Mediamatic Magazine 1#2

oktober 1986

Nederland kent sinds een aantal jaren een redelijk functionerende infrastructuur voor video-kunst. Kleine instellingen distribueren werk, assisteren bij productie, verspreiden informatie en verzorgen publiekgerichte presentaties. Die instellingen hebben ondanks hier en daar overlappende taakstellingen, elk hun eigen gezicht en een eigen groep kunstenaars om zich heen.

Vergroot

Front Page Mediamatic Magazine VOL 1#2 1986 - Richard Hefti, Willem Velthoven

Omdat media-kunst zich, door haar minder stoffelijke karakter en het feit dat ze de kinderschoenen nog maar net aan het ontgroeien is, slecht laat verhandelen, zijn deze instellingen afhankelijk van subsidies. Het bericht dat de rijksoverheid de financiële ondersteuning van deze initiatieven sterk wil concentreren en inkrimpen leidde dan ook tot grote ontsteltenis in de Nederlandse 'videowereld'. Het idee dat een instelling als Montevideo opgeheven zou worden wekte ook in het buitenland verbazing.

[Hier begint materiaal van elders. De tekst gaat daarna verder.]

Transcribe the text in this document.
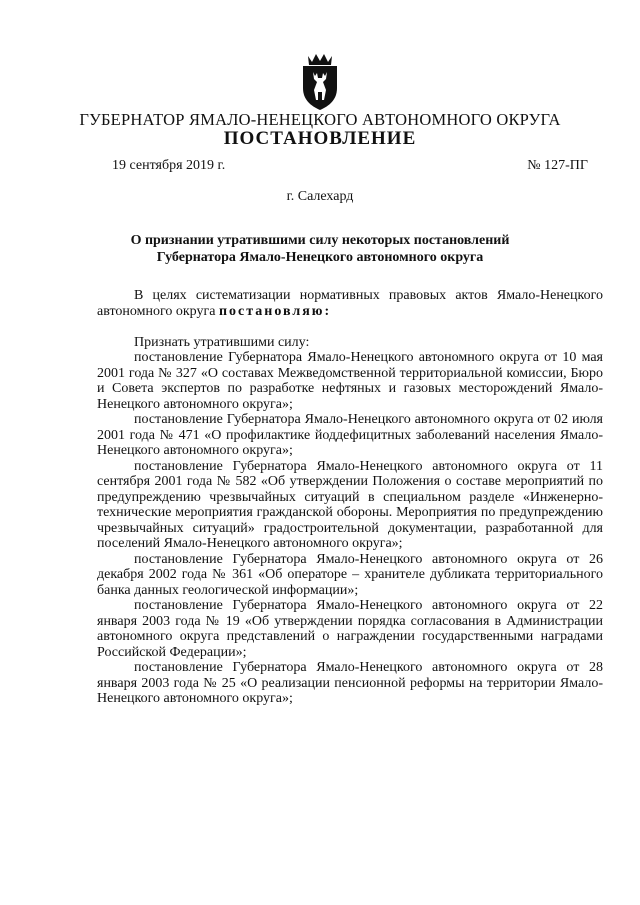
ГУБЕРНАТОР ЯМАЛО-НЕНЕЦКОГО АВТОНОМНОГО ОКРУГА
ПОСТАНОВЛЕНИЕ
19 сентября 2019 г.	№ 127-ПГ
г. Салехард
О признании утратившими силу некоторых постановлений
Губернатора Ямало-Ненецкого автономного округа

В целях систематизации нормативных правовых актов Ямало-Ненецкого автономного округа постановляю:

Признать утратившими силу:

постановление Губернатора Ямало-Ненецкого автономного округа от 10 мая 2001 года № 327 «О составах Межведомственной территориальной комиссии, Бюро и Совета экспертов по разработке нефтяных и газовых месторождений Ямало-Ненецкого автономного округа»;

постановление Губернатора Ямало-Ненецкого автономного округа от 02 июля 2001 года № 471 «О профилактике йоддефицитных заболеваний населения Ямало-Ненецкого автономного округа»;

постановление Губернатора Ямало-Ненецкого автономного округа от 11 сентября 2001 года № 582 «Об утверждении Положения о составе мероприятий по предупреждению чрезвычайных ситуаций в специальном разделе «Инженерно-технические мероприятия гражданской обороны. Мероприятия по предупреждению чрезвычайных ситуаций» градостроительной документации, разработанной для поселений Ямало-Ненецкого автономного округа»;

постановление Губернатора Ямало-Ненецкого автономного округа от 26 декабря 2002 года № 361 «Об операторе – хранителе дубликата территориального банка данных геологической информации»;

постановление Губернатора Ямало-Ненецкого автономного округа от 22 января 2003 года № 19 «Об утверждении порядка согласования в Администрации автономного округа представлений о награждении государственными наградами Российской Федерации»;

постановление Губернатора Ямало-Ненецкого автономного округа от 28 января 2003 года № 25 «О реализации пенсионной реформы на территории Ямало-Ненецкого автономного округа»;
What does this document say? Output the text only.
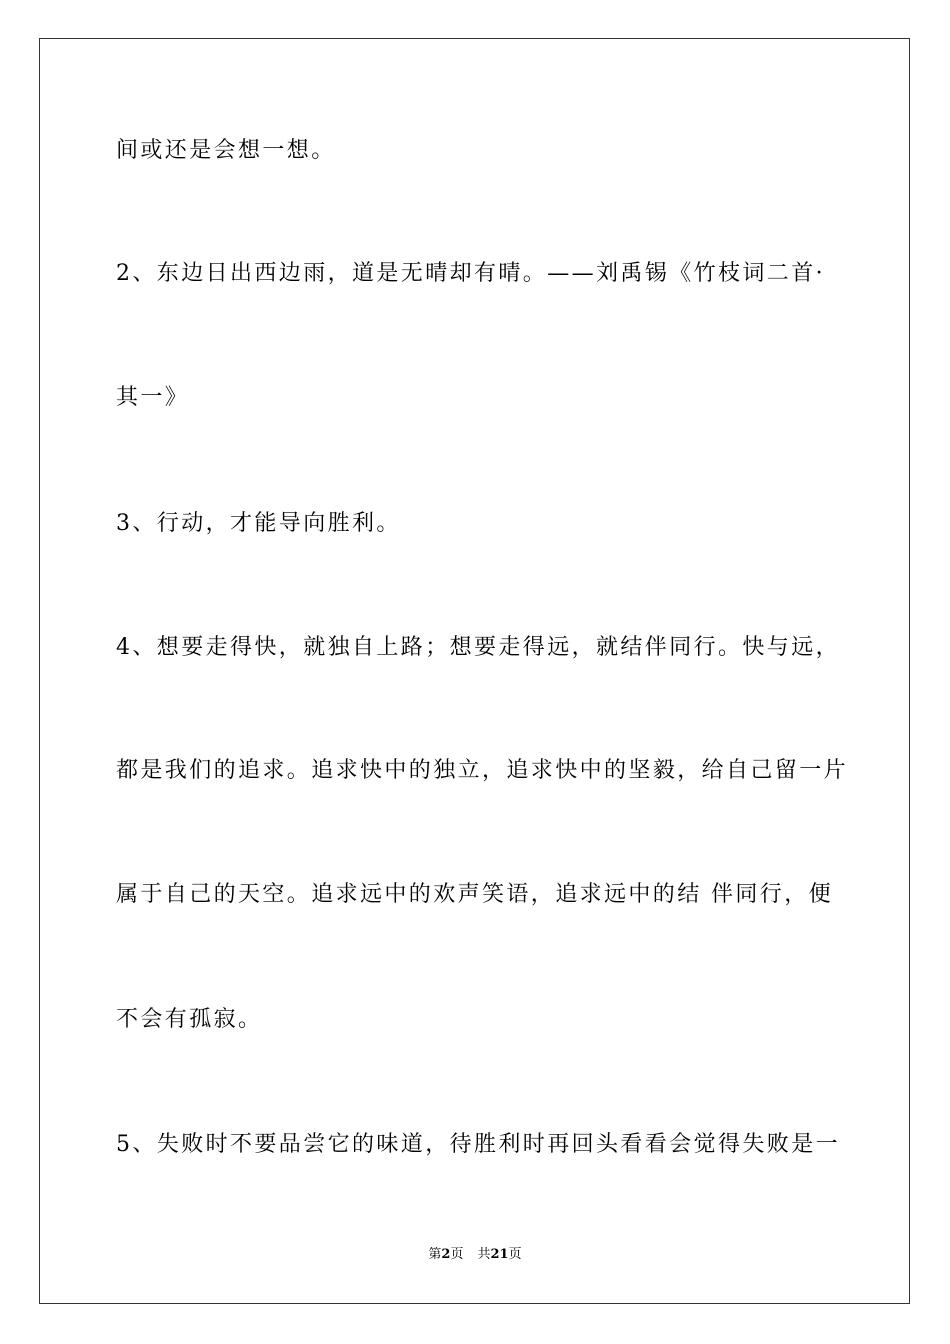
间或还是会想一想。

2、东边日出西边雨，道是无晴却有晴。——刘禹锡《竹枝词二首·

其一》

3、行动，才能导向胜利。

4、想要走得快，就独自上路；想要走得远，就结伴同行。快与远，

都是我们的追求。追求快中的独立，追求快中的坚毅，给自己留一片

属于自己的天空。追求远中的欢声笑语，追求远中的结 伴同行，便

不会有孤寂。

5、失败时不要品尝它的味道，待胜利时再回头看看会觉得失败是一

第2页 共21页
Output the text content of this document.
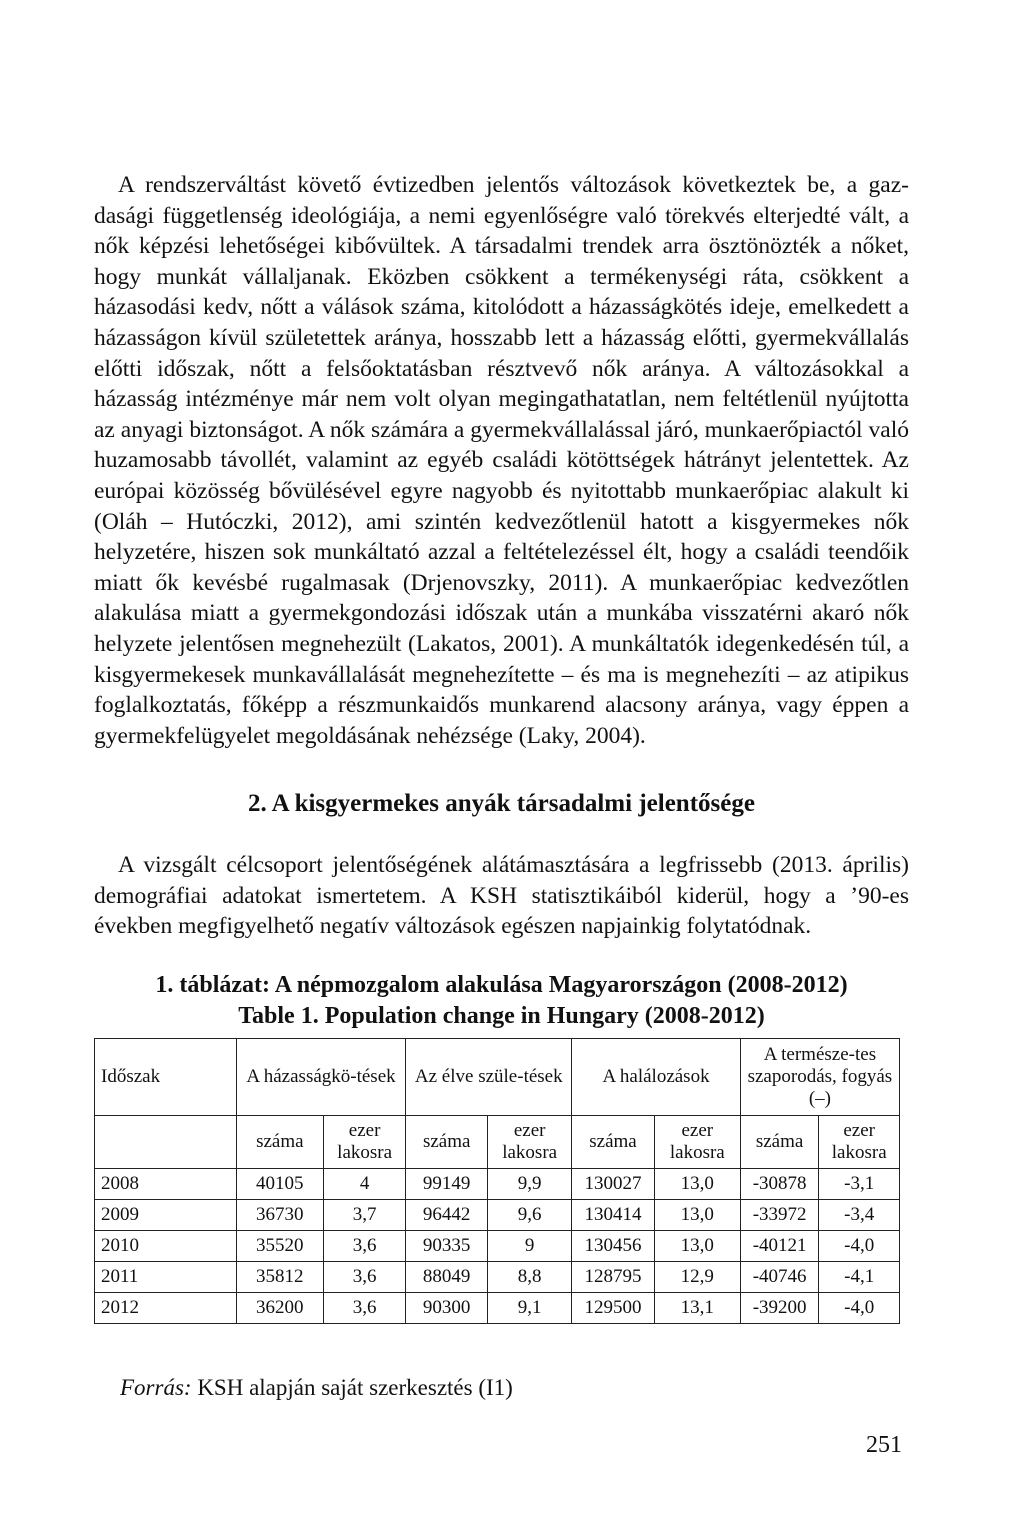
A rendszerváltást követő évtizedben jelentős változások következtek be, a gazdasági függetlenség ideológiája, a nemi egyenlőségre való törekvés elterjedté vált, a nők képzési lehetőségei kibővültek. A társadalmi trendek arra ösztönözték a nőket, hogy munkát vállaljanak. Eközben csökkent a termékenységi ráta, csökkent a házasodási kedv, nőtt a válások száma, kitolódott a házasságkötés ideje, emelkedett a házasságon kívül születettek aránya, hosszabb lett a házasság előtti, gyermekvállalás előtti időszak, nőtt a felsőoktatásban résztvevő nők aránya. A változásokkal a házasság intézménye már nem volt olyan megingathatatlan, nem feltétlenül nyújtotta az anyagi biztonságot. A nők számára a gyermekvállalással járó, munkaerőpiactól való huzamosabb távollét, valamint az egyéb családi kötöttségek hátrányt jelentettek. Az európai közösség bővülésével egyre nagyobb és nyitottabb munkaerőpiac alakult ki (Oláh – Hutóczki, 2012), ami szintén kedvezőtlenül hatott a kisgyermekes nők helyzetére, hiszen sok munkáltató azzal a feltételezéssel élt, hogy a családi teendőik miatt ők kevésbé rugalmasak (Drjenovszky, 2011). A munkaerőpiac kedvezőtlen alakulása miatt a gyermekgondozási időszak után a munkába visszatérni akaró nők helyzete jelentősen megnehezült (Lakatos, 2001). A munkáltatók idegenkedésén túl, a kisgyermekesek munkavállalását megnehezítette – és ma is megnehezíti – az atipikus foglalkoztatás, főképp a részmunkaidős munkarend alacsony aránya, vagy éppen a gyermekfelügyelet megoldásának nehézsége (Laky, 2004).

2. A kisgyermekes anyák társadalmi jelentősége

A vizsgált célcsoport jelentőségének alátámasztására a legfrissebb (2013. április) demográfiai adatokat ismertetem. A KSH statisztikáiból kiderül, hogy a ’90-es években megfigyelhető negatív változások egészen napjainkig folytatódnak.

1. táblázat: A népmozgalom alakulása Magyarországon (2008-2012)
Table 1. Population change in Hungary (2008-2012)
Időszak	A házasságkö-tések		Az élve szüle-tések		A halálozások		A természe-tes szaporodás, fogyás (–)	
	száma	ezer lakosra	száma	ezer lakosra	száma	ezer lakosra	száma	ezer lakosra
2008	40105	4	99149	9,9	130027	13,0	-30878	-3,1
2009	36730	3,7	96442	9,6	130414	13,0	-33972	-3,4
2010	35520	3,6	90335	9	130456	13,0	-40121	-4,0
2011	35812	3,6	88049	8,8	128795	12,9	-40746	-4,1
2012	36200	3,6	90300	9,1	129500	13,1	-39200	-4,0

Forrás: KSH alapján saját szerkesztés (I1)

251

Inmiddels is de ergste woede bekoeld en is de voorspelbare discussie over integriteit en competentie van de minister, zijn ambtenaren en zijn adviseurs wat weggeëbd. Men maakt plannen.

Die plannen variëren sterk. De ene instelling zoekt naar extra financiering om haar beleid voort te kunnen zetten. De andere instelling stoot overhaast activiteiten af en probeert door specialisering en profilering toch in aanmerking te komen voor rijkssubsidie. Benieuwd kijken we uit naar het Grote plan voor de Nederlandse Videokunst dat Time Based Arts, tot enigst kind uitverkoren voor de minister, in betrekkelijke stilte voorbereidt. Over deze plannen zal bij het verschijnen van dit nummer van Mediamatic meer bekend zijn.

We zullen in het volgende nummer uitvoerig aandacht besteden aan vooral de inhoudelijke consequenties van de nieuwe situatie.

Dat volgende nummer zal overigens snel na het huidige verschijnen om zo de achterstand die we door allerlei omstandigheden opliepen weer wat teniet te doen. In dit nummer: recensies van twee festivals; Ars Electronica afgelopen zomer in Linz, Oostenrijk, wordt besproken door de Australiër Simon Biggs, een Europees festival gezien door de ogen van een buitenstaander. Maurice Nio zag de Nederlandse editie van lnfermental, dat, ondanks vrij nadrukkelijke redactionele inbreng van samensteller Con Rumore, nog steeds meer lijkt op een videofestival per post, dan op een tijdschrift.

Sluik en Kurpershoek maakten een kunstenaarsbijdrage waarin de industriële romantiek van hun videowerk strak werd vormgegeven.

Richard Hefti vroegen we om een bijdrage naar aanleiding van de installatie Libretto 86 die ontstond tijdens zijn residency, begin dit jaar in de Vleeshal in Middelburg. In deze installatie, die een heel persoonlijk emotioneel karakter heeft, combineerde hij video, geluid, schilderen en ruimtelijk werk op een volstrekt natuurlijke manier. Het is tekenend voor zijn omgang met deze media dat hij voor ons blad een puur geschilderde bijdrage maakte. Bert Mebius' pagina's spreken voor zich.

De jaren zestig komen uitgebreid aan bod in twee historische artikelen; Annie Wright beschrijft de invloed van de opkomst van televisie op de maatschappij en vooral de jeugd in die jaren. Marie Adele Rajandream beschrijft de reactie van Fluxus op diezelfde opkomst.

Gàbor Bòdy nam in Vancouver zijn Either/Or in Chinatown op, een video over erotisch verlangen, de esthetiek van het verval en de onmogelijkheid van keuzes. Mart Grisel en Murk Hoekstra maakten met Kierkegaard in de hand een inhoudelijke analyse.